🤖 AI Summary
Existing process mining evaluation faces challenges including the scarcity of real-world logs with ground-truth models, noisy event logs, and a disconnect between behavioral deviation modeling and log generation. This paper proposes the first traceable synthetic benchmark framework jointly linking models, logs, and deviations: taking an initial Petri net or BPMN process model as input, it integrates a library of behavioral deviation patterns (e.g., skipping, redoing, reordering) and event-level log perturbation mechanisms to generate imperfect logs with controllable deviations. Unlike conventional approaches injecting noise only at the log level, our framework enables fine-grained, joint modeling of both behavioral deviations and recording errors. Evaluation is systematically performed via relaxed alignments.
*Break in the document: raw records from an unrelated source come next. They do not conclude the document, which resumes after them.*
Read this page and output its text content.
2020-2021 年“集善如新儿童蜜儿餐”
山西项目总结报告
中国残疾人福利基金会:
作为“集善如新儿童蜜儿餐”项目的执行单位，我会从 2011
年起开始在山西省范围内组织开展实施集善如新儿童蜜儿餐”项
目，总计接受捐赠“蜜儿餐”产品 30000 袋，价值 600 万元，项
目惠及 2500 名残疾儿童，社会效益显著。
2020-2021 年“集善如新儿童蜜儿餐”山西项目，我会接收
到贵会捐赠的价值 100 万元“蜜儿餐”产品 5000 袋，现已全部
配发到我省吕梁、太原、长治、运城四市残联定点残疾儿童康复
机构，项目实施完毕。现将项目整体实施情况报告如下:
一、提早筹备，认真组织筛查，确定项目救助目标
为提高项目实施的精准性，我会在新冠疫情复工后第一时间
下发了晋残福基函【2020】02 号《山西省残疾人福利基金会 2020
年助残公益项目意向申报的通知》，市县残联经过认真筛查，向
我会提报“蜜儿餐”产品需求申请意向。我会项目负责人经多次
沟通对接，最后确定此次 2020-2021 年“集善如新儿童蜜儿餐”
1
We construct three synthetic datasets; one has been successfully deployed in conformance checking evaluation, quantitatively exposing algorithmic sensitivity differences and qualitatively characterizing their explanatory boundaries across distinct deviation types.
📝 Abstract
The assessment of process mining techniques using real-life data is often compromised by the lack of ground truth knowledge, the presence of non-essential outliers in system behavior and recording errors in event logs. Using synthetically generated data could leverage ground truth for better evaluation. Existing log generation tools inject noise directly into the logs, which does not capture many typical behavioral deviations. Furthermore, the link between the model and the log, which is needed for later assessment, becomes lost. We propose a ground-truth approach for generating process data from either existing or synthetic initial process models, whether automatically generated or hand-made. This approach incorporates patterns of behavioral deviations and recording errors to produce a synthetic yet realistic deviating model and imperfect event log. These, together with the initial model, are required to assess process mining techniques based on ground truth knowledge. We demonstrate this approach to create datasets of synthetic process data for three processes, one of which we used in a conformance checking use case, focusing on the assessment of (relaxed) systemic alignments to expose and explain deviations in modeled and recorded behavior. Our results show that this approach, unlike traditional methods, provides detailed insights into the strengths and weaknesses of process mining techniques, both quantitatively and qualitatively.